In a Toronto Sun article today, Tamara Cherry accurately depicts the problems related to bed bugs occurring in many Toronto rental units.  But it’s not just social housing high-rises like 200 Wellesley where compulsive hoarding occurs.  People renting from private landlords in basement apartments in the landlord’s home to luxury condos, exhibit the same sad and dangerous behaviour.
So now Toronto Public Health and the Fire Marshall will spring into action at 200 Wellesley despite knowing about the problem for months and doing nothing. But what options does a landlord really have to convince tenants to de-clutter?

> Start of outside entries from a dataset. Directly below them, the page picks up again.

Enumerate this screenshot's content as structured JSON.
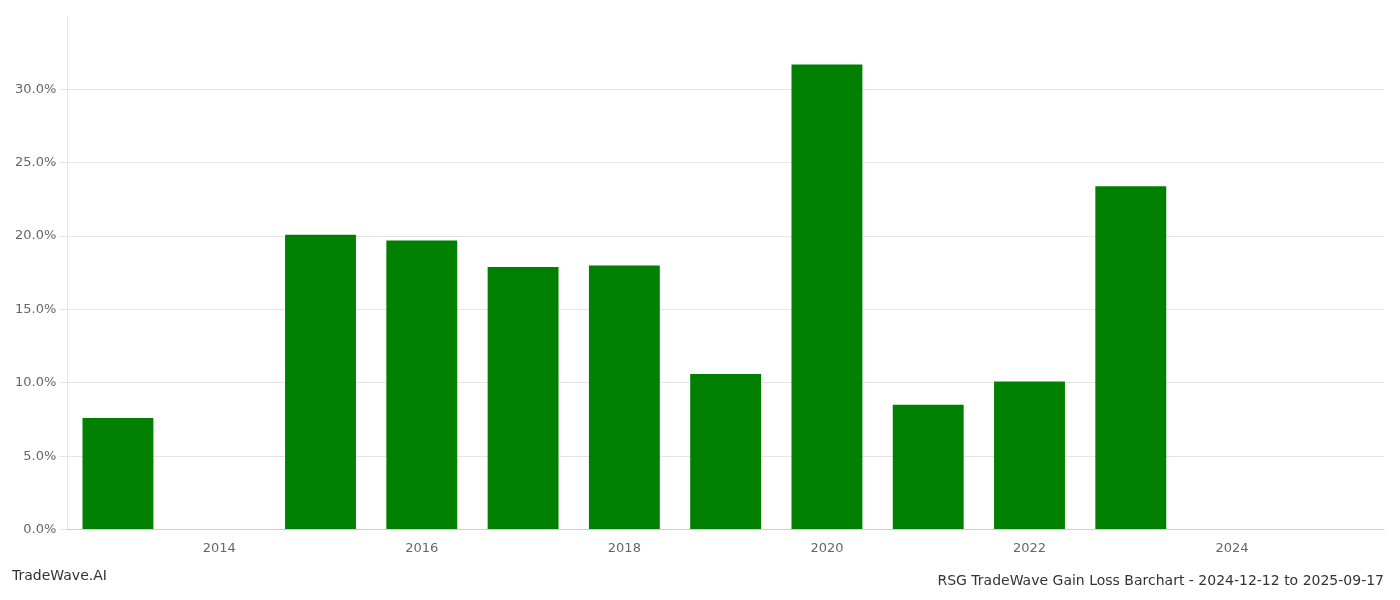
{
  "chart_data": {
    "type": "bar",
    "title": "RSG TradeWave Gain Loss Barchart - 2024-12-12 to 2025-09-17",
    "annotations": [
      "TradeWave.AI"
    ],
    "x": [
      2013,
      2015,
      2016,
      2017,
      2018,
      2019,
      2020,
      2021,
      2022,
      2023
    ],
    "values": [
      0.076,
      0.201,
      0.197,
      0.179,
      0.18,
      0.106,
      0.317,
      0.085,
      0.101,
      0.234
    ],
    "color": "#008000",
    "xlim": [
      2012.5,
      2025.5
    ],
    "xticks": [
      2014,
      2016,
      2018,
      2020,
      2022,
      2024
    ],
    "ylim": [
      0,
      0.35
    ],
    "yticks": [
      {
        "value": 0.0,
        "label": "0.0%"
      },
      {
        "value": 0.05,
        "label": "5.0%"
      },
      {
        "value": 0.1,
        "label": "10.0%"
      },
      {
        "value": 0.15,
        "label": "15.0%"
      },
      {
        "value": 0.2,
        "label": "20.0%"
      },
      {
        "value": 0.25,
        "label": "25.0%"
      },
      {
        "value": 0.3,
        "label": "30.0%"
      }
    ],
    "grid": true
  }
}
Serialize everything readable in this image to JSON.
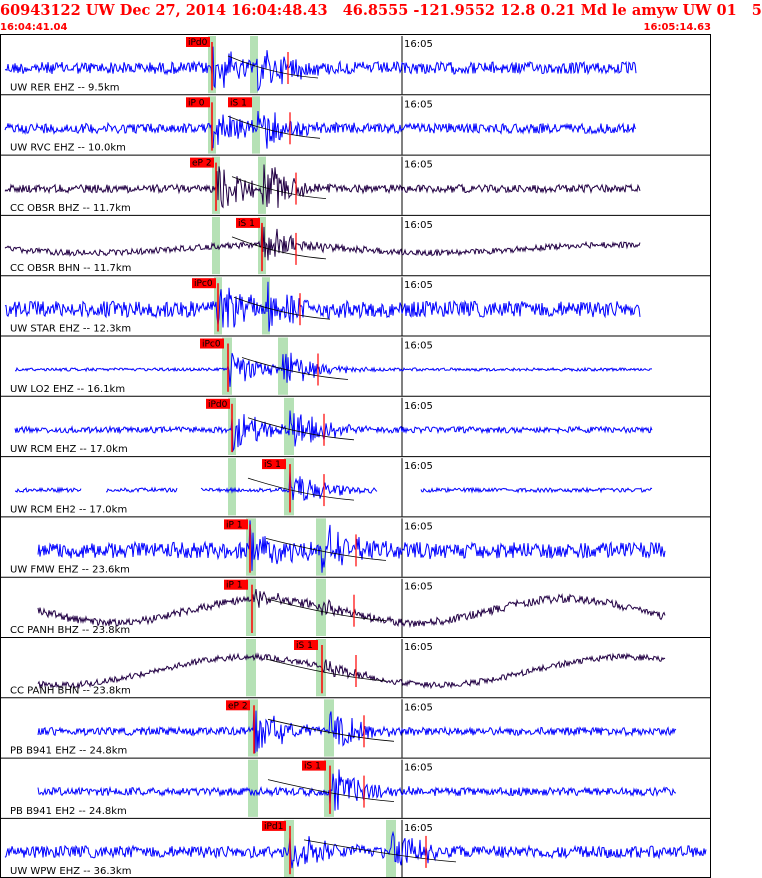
{
  "header": {
    "title": "60943122 UW Dec 27, 2014 16:04:48.43   46.8555 -121.9552 12.8 0.21 Md le amyw UW 01   5",
    "start_time": "16:04:41.04",
    "end_time": "16:05:14.63"
  },
  "colors": {
    "header": "#ff0000",
    "ehz_trace": "#0000ff",
    "bh_trace": "#220044",
    "pick": "#ff0000",
    "window": "#a8dca8",
    "frame": "#000000"
  },
  "minute_label": "16:05",
  "traces": [
    {
      "label": "UW RER EHZ -- 9.5km",
      "kind": "ehz",
      "pick": "iPd0",
      "pick2": ""
    },
    {
      "label": "UW RVC EHZ -- 10.0km",
      "kind": "ehz",
      "pick": "iP 0",
      "pick2": "iS 1"
    },
    {
      "label": "CC OBSR BHZ -- 11.7km",
      "kind": "bh",
      "pick": "eP 2",
      "pick2": ""
    },
    {
      "label": "CC OBSR BHN -- 11.7km",
      "kind": "bh",
      "pick": "iS 1",
      "pick2": ""
    },
    {
      "label": "UW STAR EHZ -- 12.3km",
      "kind": "ehz",
      "pick": "iPc0",
      "pick2": ""
    },
    {
      "label": "UW LO2 EHZ -- 16.1km",
      "kind": "ehz",
      "pick": "iPc0",
      "pick2": ""
    },
    {
      "label": "UW RCM EHZ -- 17.0km",
      "kind": "ehz",
      "pick": "iPd0",
      "pick2": ""
    },
    {
      "label": "UW RCM EH2 -- 17.0km",
      "kind": "ehz",
      "pick": "iS 1",
      "pick2": ""
    },
    {
      "label": "UW FMW EHZ -- 23.6km",
      "kind": "ehz",
      "pick": "iP 1",
      "pick2": ""
    },
    {
      "label": "CC PANH BHZ -- 23.8km",
      "kind": "bh",
      "pick": "iP 1",
      "pick2": ""
    },
    {
      "label": "CC PANH BHN -- 23.8km",
      "kind": "bh",
      "pick": "iS 1",
      "pick2": ""
    },
    {
      "label": "PB B941 EHZ -- 24.8km",
      "kind": "ehz",
      "pick": "eP 2",
      "pick2": ""
    },
    {
      "label": "PB B941 EH2 -- 24.8km",
      "kind": "ehz",
      "pick": "iS 1",
      "pick2": ""
    },
    {
      "label": "UW WPW EHZ -- 36.3km",
      "kind": "ehz",
      "pick": "iPd1",
      "pick2": ""
    }
  ]
}
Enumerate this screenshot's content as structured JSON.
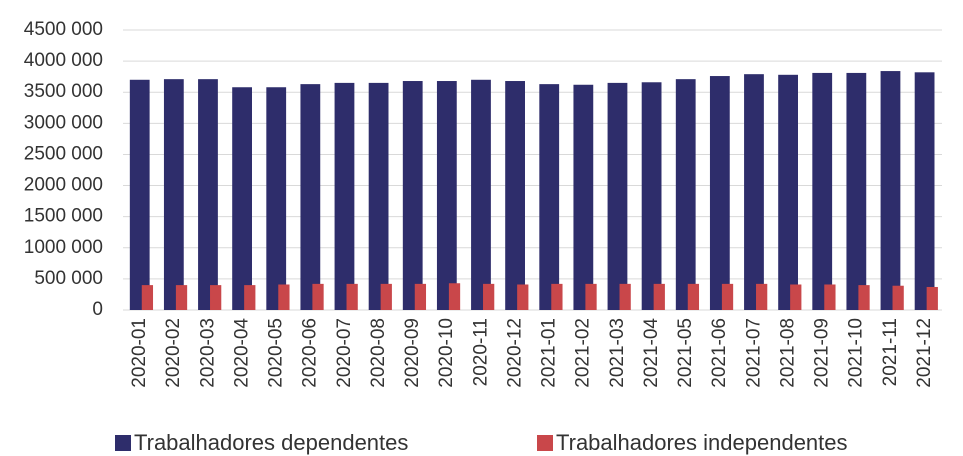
{
  "chart_data": {
    "type": "bar",
    "categories": [
      "2020-01",
      "2020-02",
      "2020-03",
      "2020-04",
      "2020-05",
      "2020-06",
      "2020-07",
      "2020-08",
      "2020-09",
      "2020-10",
      "2020-11",
      "2020-12",
      "2021-01",
      "2021-02",
      "2021-03",
      "2021-04",
      "2021-05",
      "2021-06",
      "2021-07",
      "2021-08",
      "2021-09",
      "2021-10",
      "2021-11",
      "2021-12"
    ],
    "series": [
      {
        "name": "Trabalhadores dependentes",
        "color": "#2e2d6b",
        "values": [
          3700000,
          3710000,
          3710000,
          3580000,
          3580000,
          3630000,
          3650000,
          3650000,
          3680000,
          3680000,
          3700000,
          3680000,
          3630000,
          3620000,
          3650000,
          3660000,
          3710000,
          3760000,
          3790000,
          3780000,
          3810000,
          3810000,
          3840000,
          3820000
        ]
      },
      {
        "name": "Trabalhadores independentes",
        "color": "#c9474a",
        "values": [
          400000,
          400000,
          400000,
          400000,
          410000,
          420000,
          420000,
          420000,
          420000,
          430000,
          420000,
          410000,
          420000,
          420000,
          420000,
          420000,
          420000,
          420000,
          420000,
          410000,
          410000,
          400000,
          390000,
          370000
        ]
      }
    ],
    "ylim": [
      0,
      4500000
    ],
    "yticks": [
      0,
      {
        "value": 500000,
        "label": "500 000"
      },
      {
        "value": 1000000,
        "label": "1000 000"
      },
      {
        "value": 1500000,
        "label": "1500 000"
      },
      {
        "value": 2000000,
        "label": "2000 000"
      },
      {
        "value": 2500000,
        "label": "2500 000"
      },
      {
        "value": 3000000,
        "label": "3000 000"
      },
      {
        "value": 3500000,
        "label": "3500 000"
      },
      {
        "value": 4000000,
        "label": "4000 000"
      },
      {
        "value": 4500000,
        "label": "4500 000"
      }
    ],
    "grid": true,
    "legend": "bottom"
  }
}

Commencing a legal proceeding at the Landlord and Tenant Board  is the government’s solution, but it is most often ineffective because:
• The rules regarding entry into the rental unit are too restrictive;
• It can take up to a year to get a complex and contested case resolved at the Landlord and Tenant Board;
• The Board will not evict a problem tenant unless the landlord has first investigated Human Rights Code grounds that may be related to the behaviour and accommodated the tenant’s (stated) inability to correct the problem to the point just shy of bankruptcy;
• Landlords know that if they take aggressive measures to throw out clutter, garbage and debris so that they can treat for infestation or bring the unit up to code, they will be sued by the tenant;
• The 70+ community legal aid clinics across the province will contest legitimate eviction applications (using tax dollars) doing everything in their power to defeat the landlord’s eviction efforts and more often than not, the landlord’s efforts to work with the tenant in remediation of the unit.
There need to be amendments made to the Residential Tenancies Act  and changes to Legal Aid Ontario’s mandate of funding litigation that runs contrary to sound public policy.  Daily I lament the adversarial nature of landlord and tenant law, but it’s likely here to stay.  But on issues like this, there is no room for ideology that pits landlords against tenants.